OM : Benatia vide son sac, le coupable prend cher

OM : Benatia vide son sac, le coupable prend cher

OM08 août , 10:00
Dans un entretien accordé à France Football, Medhi Benatia s’est lâché. L’ancien directeur du football de l’Olympique de Marseille n’a pas été tendre avec les joueurs, et encore moins avec l’ex-président Pablo Longoria.
Medhi Benatia ne se cache pas.

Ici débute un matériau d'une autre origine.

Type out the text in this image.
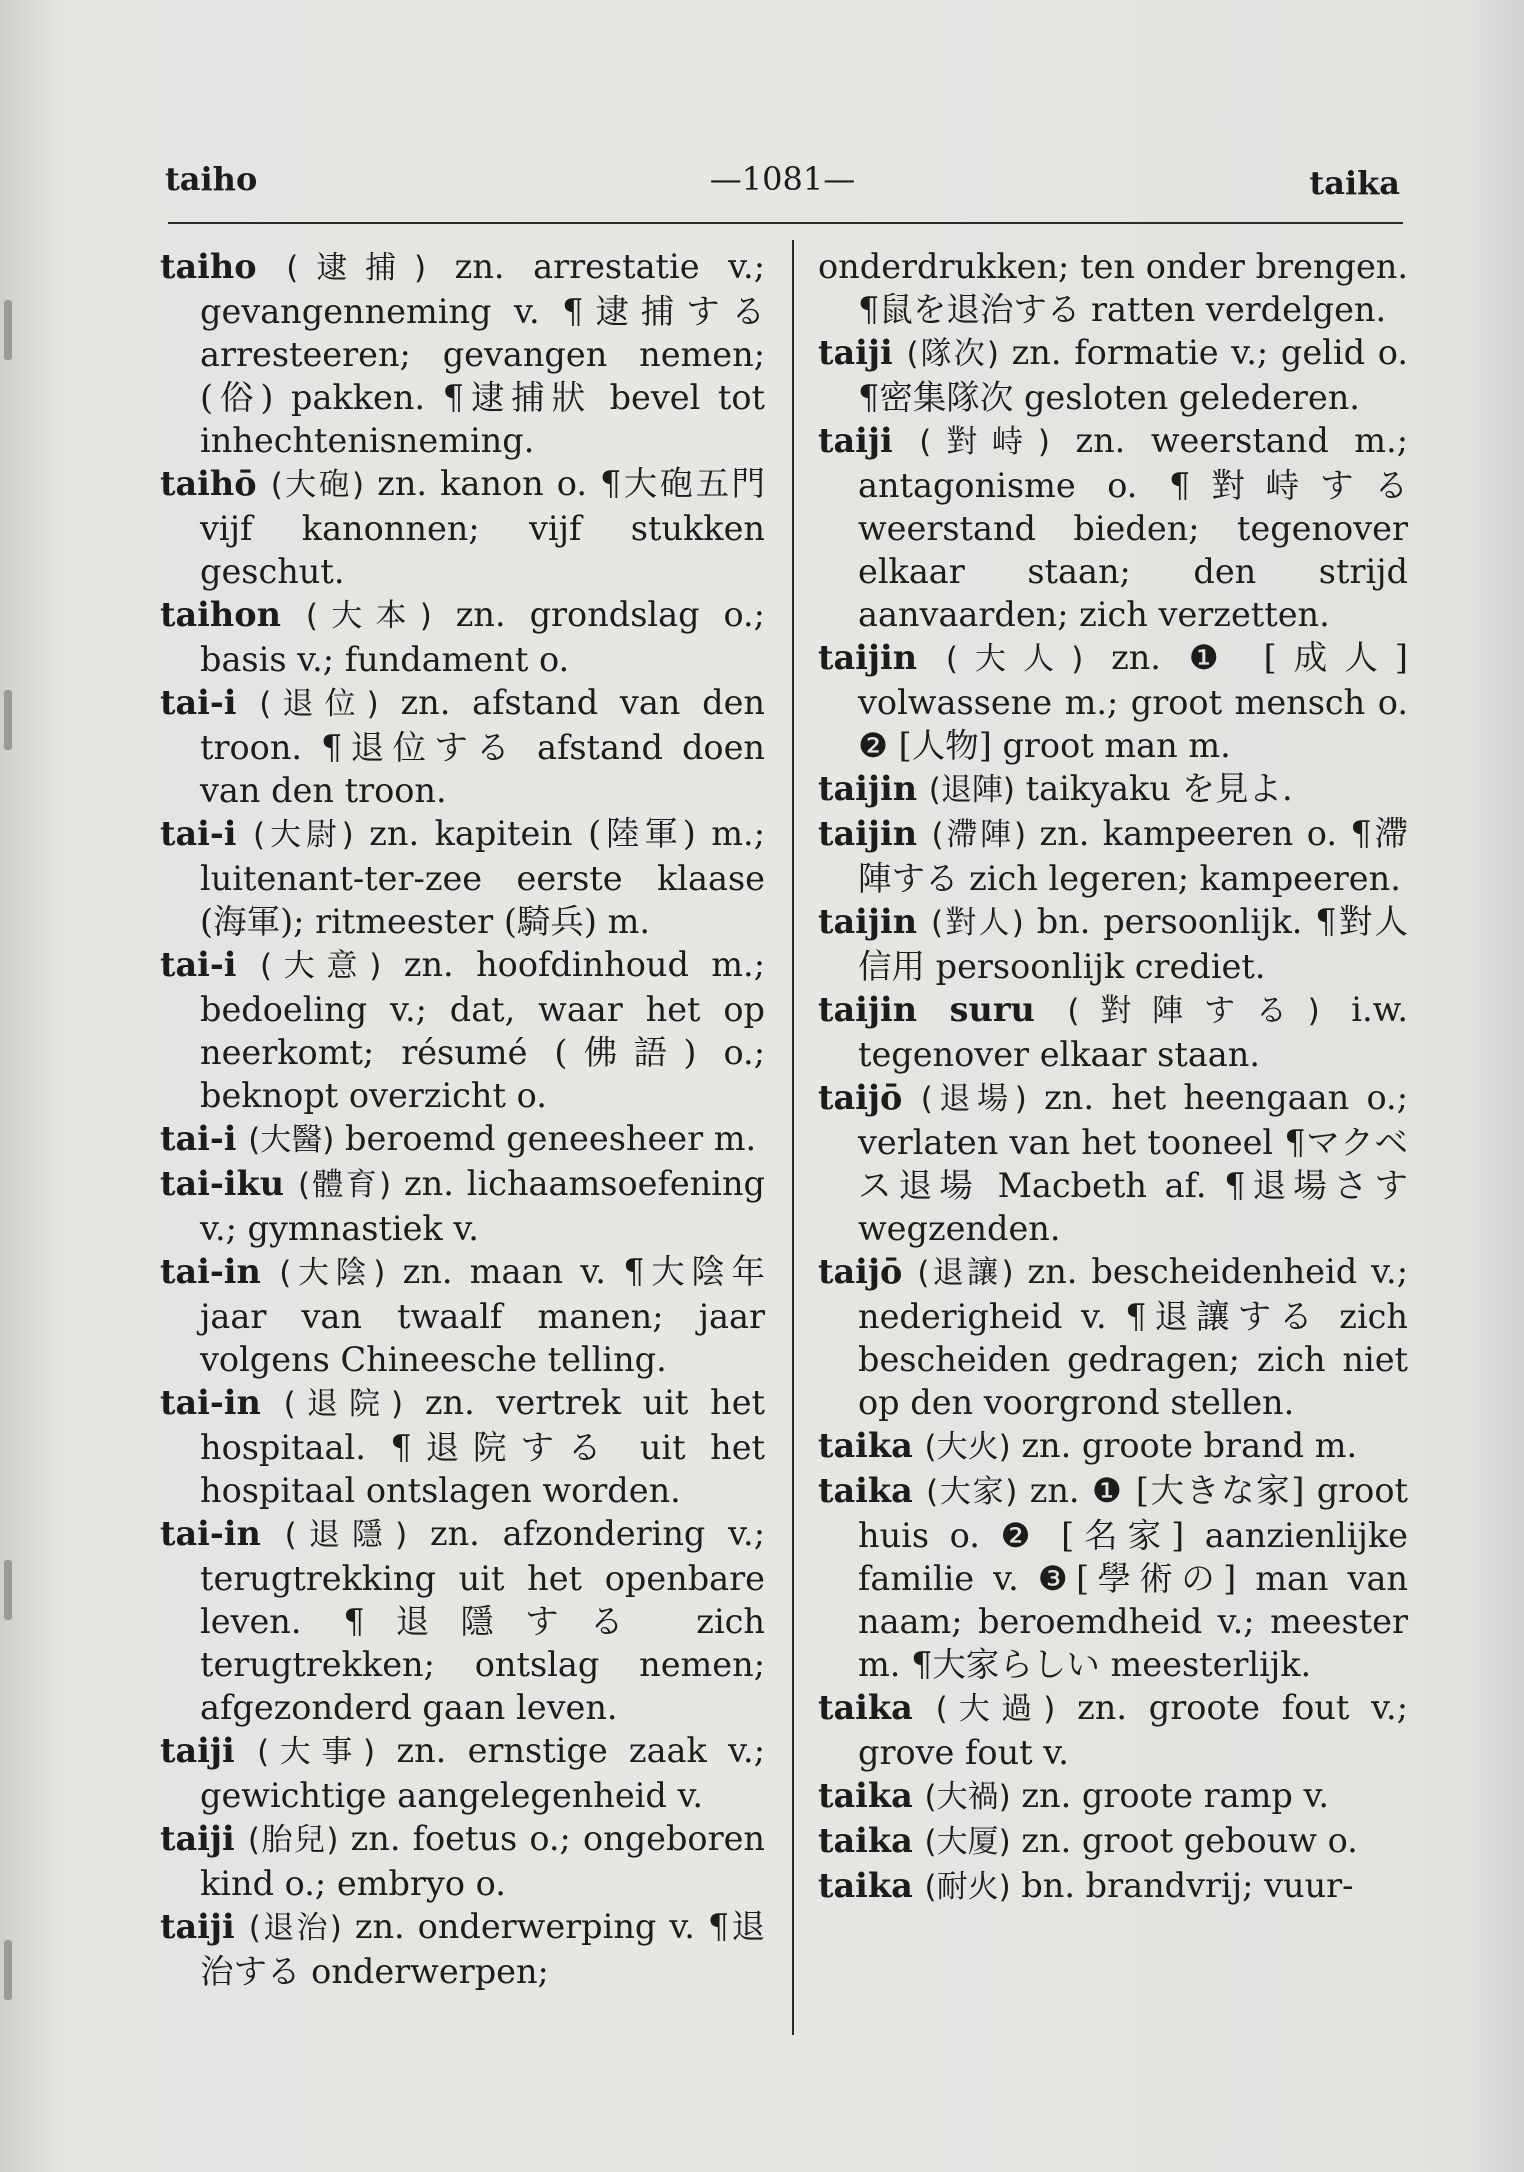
taiho	—1081—	taika

taiho (逮捕) zn. arrestatie v.; gevangenneming v. ¶逮捕する arresteeren; gevangen nemen; (俗) pakken. ¶逮捕狀 bevel tot inhechtenisneming.

taihō (大砲) zn. kanon o. ¶大砲五門 vijf kanonnen; vijf stukken geschut.

taihon (大本) zn. grondslag o.; basis v.; fundament o.

tai-i (退位) zn. afstand van den troon. ¶退位する afstand doen van den troon.

tai-i (大尉) zn. kapitein (陸軍) m.; luitenant-ter-zee eerste klaase (海軍); ritmeester (騎兵) m.

tai-i (大意) zn. hoofdinhoud m.; bedoeling v.; dat, waar het op neerkomt; résumé (佛語) o.; beknopt overzicht o.

tai-i (大醫) beroemd geneesheer m.

tai-iku (體育) zn. lichaamsoefening v.; gymnastiek v.

tai-in (大陰) zn. maan v. ¶大陰年 jaar van twaalf manen; jaar volgens Chineesche telling.

tai-in (退院) zn. vertrek uit het hospitaal. ¶退院する uit het hospitaal ontslagen worden.

tai-in (退隱) zn. afzondering v.; terugtrekking uit het openbare leven. ¶退隱する zich terugtrekken; ontslag nemen; afgezonderd gaan leven.

taiji (大事) zn. ernstige zaak v.; gewichtige aangelegenheid v.

taiji (胎兒) zn. foetus o.; ongeboren kind o.; embryo o.

taiji (退治) zn. onderwerping v. ¶退治する onderwerpen;

onderdrukken; ten onder brengen. ¶鼠を退治する ratten verdelgen.

taiji (隊次) zn. formatie v.; gelid o. ¶密集隊次 gesloten gelederen.

taiji (對峙) zn. weerstand m.; antagonisme o. ¶對峙する weerstand bieden; tegenover elkaar staan; den strijd aanvaarden; zich verzetten.

taijin (大人) zn. ❶ [成人] volwassene m.; groot mensch o. ❷ [人物] groot man m.

taijin (退陣) taikyaku を見よ.

taijin (滯陣) zn. kampeeren o. ¶滯陣する zich legeren; kampeeren.

taijin (對人) bn. persoonlijk. ¶對人信用 persoonlijk crediet.

taijin suru (對陣する) i.w. tegenover elkaar staan.

taijō (退場) zn. het heengaan o.; verlaten van het tooneel ¶マクベス退場 Macbeth af. ¶退場さす wegzenden.

taijō (退讓) zn. bescheidenheid v.; nederigheid v. ¶退讓する zich bescheiden gedragen; zich niet op den voorgrond stellen.

taika (大火) zn. groote brand m.

taika (大家) zn. ❶ [大きな家] groot huis o. ❷ [名家] aanzienlijke familie v. ❸[學術の] man van naam; beroemdheid v.; meester m. ¶大家らしい meesterlijk.

taika (大過) zn. groote fout v.; grove fout v.

taika (大禍) zn. groote ramp v.

taika (大厦) zn. groot gebouw o.

taika (耐火) bn. brandvrij; vuur-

Au moment d’évoquer la saison ratée de l’Olympique de Marseille, l’ancien directeur du football a assumé ses responsabilités. Le dirigeant avait posé sa démission en pleine saison « parce que j’ai failli ». « L'entraîneur (Roberto De Zerbi) a décidé de partir parce qu'il ne trouve pas la formule pour avoir une équipe capable de jouer deux matchs d'affilée avec la même intensité. Et moi je suis responsable aussi », a-t-il avoué à France Football.
Mais sans surprise, Medhi Benatia refuse d’assumer seul le fiasco marseillais. Critiqué pour la politique sportive du club phocéen, le Franco-Marocain a rappelé qu’il s’agissait surtout de la stratégie de l’ex-président Pablo Longoria. « Pour les gens malsains qui sont contents d'écrire, parce qu'on leur envoie ou parce qu'ils sont pipés, que c'est Medhi Benatia qui a laissé l'OM dans cette situation financière, avec 15 joueurs sur 23 à vendre, j'y suis pour quoi moi ? On parle souvent des transferts. Ça fait cinq ou six ans que l'OM fait 35 mouvements par mercato. C'est pas Medhi Benatia, je viens d'arriver moi », s’est-il défendu.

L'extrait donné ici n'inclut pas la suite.